E por que Sphaera? Qual é o conceito do nome?
Sphaera em latim significa esfera. Escolhi em latim por se assemelhar tanto com o português quanto com o inglês, facilitando a compreensão, além de ter um charme a mais.
A esfera é a forma geométrica perfeita, estudada desde a antiguidade pelos grandes filósofos e astrônomos (as grandes mentes da humanidade). Por ter esse sentido de completude, de infinito e de agrupamento, o conceito gira em torno da idéia de união, ou seja, união de artistas, formas diferentes de fazer arte, gêneros músicais reunidos, ciência como arte, e assim por diante.
Englobar e globalizar o que o ser humano faz de melhor, esse é um dos conceitos da Sphaera.
A partir de que momento você resolveu integrar a música erudita com o rock e a música popular?
Assim que criei a Sphaera Orchestra, me concentrei mais no repertório erudito do século XX e contemporâneo, compositores vivos. Mas sentia profundamente a necessidade de fazer música popular, pois nunca a deixei de lado. Como o rock é o que eu mais entendia de música popular e gostava, resolvi fazer da maneira que ouvia em minha mente. Foi algo natural, de impulso artístico. Além do mais, rock é música contemporânea, trilha sonora de filme também, assim como a música composta para videogames e outras mídias.

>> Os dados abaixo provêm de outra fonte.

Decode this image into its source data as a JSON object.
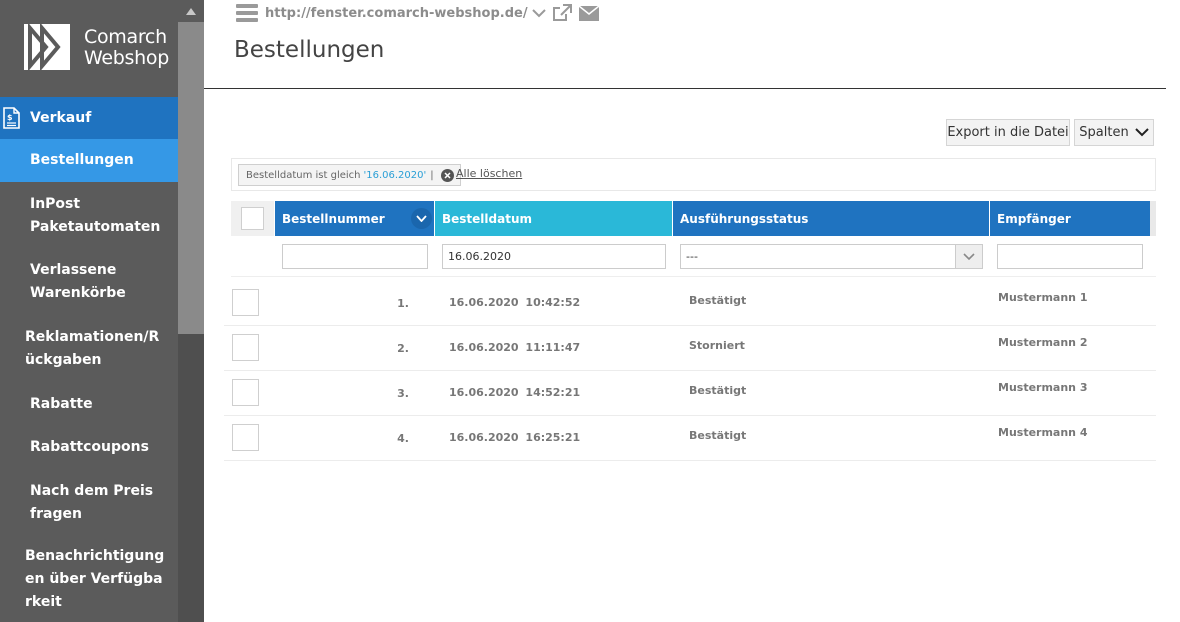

Como tem sido a recepção do público roqueiro em relação aos arranjos criados por você de bandas como Iron Maiden?
R: Eu creio no público em geral. Mas, ao subir no palco, vestindo a casaca, e ao invés de guitarra, empunhar a batuta ou mesmo o meu violino, a identificação com o público roqueiro é instantânea.

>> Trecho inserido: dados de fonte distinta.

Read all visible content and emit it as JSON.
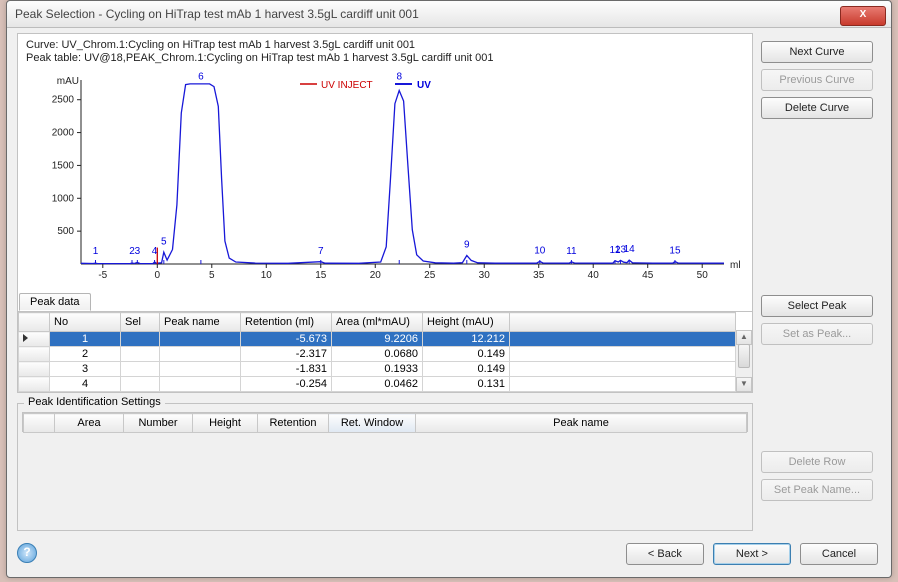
{
  "window": {
    "title": "Peak Selection - Cycling on HiTrap test mAb 1 harvest 3.5gL cardiff unit  001",
    "close": "X"
  },
  "meta": {
    "curve_line": "Curve: UV_Chrom.1:Cycling on HiTrap test mAb 1 harvest 3.5gL cardiff unit  001",
    "table_line": "Peak table: UV@18,PEAK_Chrom.1:Cycling on HiTrap test mAb 1 harvest 3.5gL cardiff unit  001"
  },
  "buttons": {
    "next_curve": "Next Curve",
    "prev_curve": "Previous Curve",
    "delete_curve": "Delete Curve",
    "select_peak": "Select Peak",
    "set_as_peak": "Set as Peak...",
    "delete_row": "Delete Row",
    "set_peak_name": "Set Peak Name...",
    "back": "< Back",
    "next": "Next >",
    "cancel": "Cancel"
  },
  "tabs": {
    "peak_data": "Peak data"
  },
  "legend": {
    "inject": "UV INJECT",
    "uv": "UV"
  },
  "chart_data": {
    "type": "line",
    "xlabel": "ml",
    "ylabel": "mAU",
    "xlim": [
      -7,
      52
    ],
    "ylim": [
      0,
      2800
    ],
    "xticks": [
      -5,
      0,
      5,
      10,
      15,
      20,
      25,
      30,
      35,
      40,
      45,
      50
    ],
    "yticks": [
      500,
      1000,
      1500,
      2000,
      2500
    ],
    "peaks_annot": [
      {
        "x": -5.67,
        "label": "1"
      },
      {
        "x": -2.32,
        "label": "2"
      },
      {
        "x": -1.83,
        "label": "3"
      },
      {
        "x": -0.25,
        "label": "4"
      },
      {
        "x": 0.6,
        "label": "5"
      },
      {
        "x": 4.0,
        "label": "6"
      },
      {
        "x": 15.0,
        "label": "7"
      },
      {
        "x": 22.2,
        "label": "8"
      },
      {
        "x": 28.4,
        "label": "9"
      },
      {
        "x": 35.1,
        "label": "10"
      },
      {
        "x": 38.0,
        "label": "11"
      },
      {
        "x": 42.0,
        "label": "12"
      },
      {
        "x": 42.5,
        "label": "13"
      },
      {
        "x": 43.3,
        "label": "14"
      },
      {
        "x": 47.5,
        "label": "15"
      }
    ],
    "inject_marker_x": 0.0,
    "series": [
      {
        "name": "UV",
        "interp": "linear",
        "points": [
          [
            -7,
            10
          ],
          [
            -5.9,
            8
          ],
          [
            -5.67,
            12
          ],
          [
            -5.5,
            8
          ],
          [
            -2.5,
            6
          ],
          [
            -2.32,
            15
          ],
          [
            -2.1,
            8
          ],
          [
            -1.83,
            25
          ],
          [
            -1.6,
            8
          ],
          [
            -0.4,
            6
          ],
          [
            -0.25,
            30
          ],
          [
            -0.1,
            10
          ],
          [
            0.4,
            18
          ],
          [
            0.6,
            180
          ],
          [
            0.9,
            60
          ],
          [
            1.4,
            220
          ],
          [
            1.8,
            900
          ],
          [
            2.2,
            2300
          ],
          [
            2.6,
            2730
          ],
          [
            3.0,
            2740
          ],
          [
            3.6,
            2740
          ],
          [
            4.2,
            2740
          ],
          [
            4.8,
            2740
          ],
          [
            5.2,
            2700
          ],
          [
            5.6,
            2400
          ],
          [
            5.9,
            1300
          ],
          [
            6.2,
            350
          ],
          [
            6.6,
            90
          ],
          [
            7.2,
            30
          ],
          [
            9.0,
            14
          ],
          [
            12,
            10
          ],
          [
            15.0,
            35
          ],
          [
            15.4,
            12
          ],
          [
            18.5,
            10
          ],
          [
            20.5,
            30
          ],
          [
            21.0,
            260
          ],
          [
            21.4,
            1300
          ],
          [
            21.8,
            2440
          ],
          [
            22.2,
            2640
          ],
          [
            22.6,
            2480
          ],
          [
            23.0,
            1500
          ],
          [
            23.4,
            520
          ],
          [
            23.8,
            140
          ],
          [
            24.4,
            45
          ],
          [
            25.5,
            18
          ],
          [
            27.2,
            12
          ],
          [
            28.0,
            20
          ],
          [
            28.4,
            130
          ],
          [
            28.8,
            55
          ],
          [
            29.4,
            18
          ],
          [
            31,
            12
          ],
          [
            34.8,
            12
          ],
          [
            35.1,
            40
          ],
          [
            35.4,
            14
          ],
          [
            37.8,
            12
          ],
          [
            38.0,
            34
          ],
          [
            38.3,
            14
          ],
          [
            41.8,
            12
          ],
          [
            42.0,
            48
          ],
          [
            42.3,
            30
          ],
          [
            42.5,
            55
          ],
          [
            42.8,
            28
          ],
          [
            43.1,
            20
          ],
          [
            43.3,
            60
          ],
          [
            43.6,
            18
          ],
          [
            45.5,
            12
          ],
          [
            47.3,
            12
          ],
          [
            47.5,
            38
          ],
          [
            47.8,
            14
          ],
          [
            50,
            12
          ],
          [
            52,
            12
          ]
        ]
      }
    ]
  },
  "table": {
    "headers": {
      "no": "No",
      "sel": "Sel",
      "name": "Peak name",
      "ret": "Retention (ml)",
      "area": "Area (ml*mAU)",
      "height": "Height (mAU)"
    },
    "rows": [
      {
        "no": "1",
        "sel": "",
        "name": "",
        "ret": "-5.673",
        "area": "9.2206",
        "height": "12.212",
        "selected": true
      },
      {
        "no": "2",
        "sel": "",
        "name": "",
        "ret": "-2.317",
        "area": "0.0680",
        "height": "0.149"
      },
      {
        "no": "3",
        "sel": "",
        "name": "",
        "ret": "-1.831",
        "area": "0.1933",
        "height": "0.149"
      },
      {
        "no": "4",
        "sel": "",
        "name": "",
        "ret": "-0.254",
        "area": "0.0462",
        "height": "0.131"
      }
    ]
  },
  "ident": {
    "legend": "Peak Identification Settings",
    "headers": {
      "area": "Area",
      "number": "Number",
      "height": "Height",
      "retention": "Retention",
      "ret_window": "Ret. Window",
      "peak_name": "Peak name"
    }
  }
}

Rafael Bittencourt também faz parte da Sphaera? Como você se conheceram?
O Rafael faz parte da Sphaera Orchestra. No entanto, ele tem seus compromissos com seu projeto solo e com o ANGRA. A Sphaera Orchestra continua sempre mesmo que algum membro não possa participar de certo evento. Isso é legal, pois estamos sempre fazendo coisas novas. Conheci o Rafa ligando pra ele (rs). Tinhamos um vocalista, que por motivos de força maior, teve que deixar o grupo. Estive pensando em quem chamar para um concerto em especial, que já estava agendado. Foi quando ouvi pela primeira vez o Bittencourt Project e pensei: “Quero o Rafael cantando na Sphaera Orchestra”! rs.
Gostei tanto de descobrir o Rafael como vocalista, pois quando canta não tenta ser ninguém mais além dele mesmo. Isso é algo raro hoje em dia. Tinha de ser ele. Então liguei pra ele, que já conhecia um pouco do meu trabalho, e ele topou. Ficamos muito empolgados em trabalhar em conjunto, tanto que ele me convidou várias vezes para tocar violino em seu projeto solo, o Bittencourt Project.
Você também participou ativamente do CD A-Lex do SEPULTURA, como surgiu o convite?
Eu era o fã número HUM do SEPULTURA na minha adolescência (rs). Tocava versões de algumas músicas deles e defendia com garra diante daqueles radicais sem cultura alguma. Conheci o Andreas Kisser num show que eu estava tocando com minha antiga banda, na abertura do show do Biohazard, em Santos. Ele estava lá pra fazer uma Jam com os amigos norte-americanos. Depois do meu show, fui ao camarote para assistir ao Biohazard e lá estava o Andreas e sua esposa. Cumprimentei, mas não fiquei “tietando” (rs). Então ele me chamou e disse que curtiu muito o meu estilo de cantar e ficou impressionado com o fato deque eu cantava, tocava e ainda era o solista e compositor das músicas. Na época, o Max estava deixando a banda, foi quando me enviaram uma fita com uma música nova para gravar minha voz fazer teste na banda. Desde então, nos tornamos amigos, embora estivéssemos sem contato por alguns anos.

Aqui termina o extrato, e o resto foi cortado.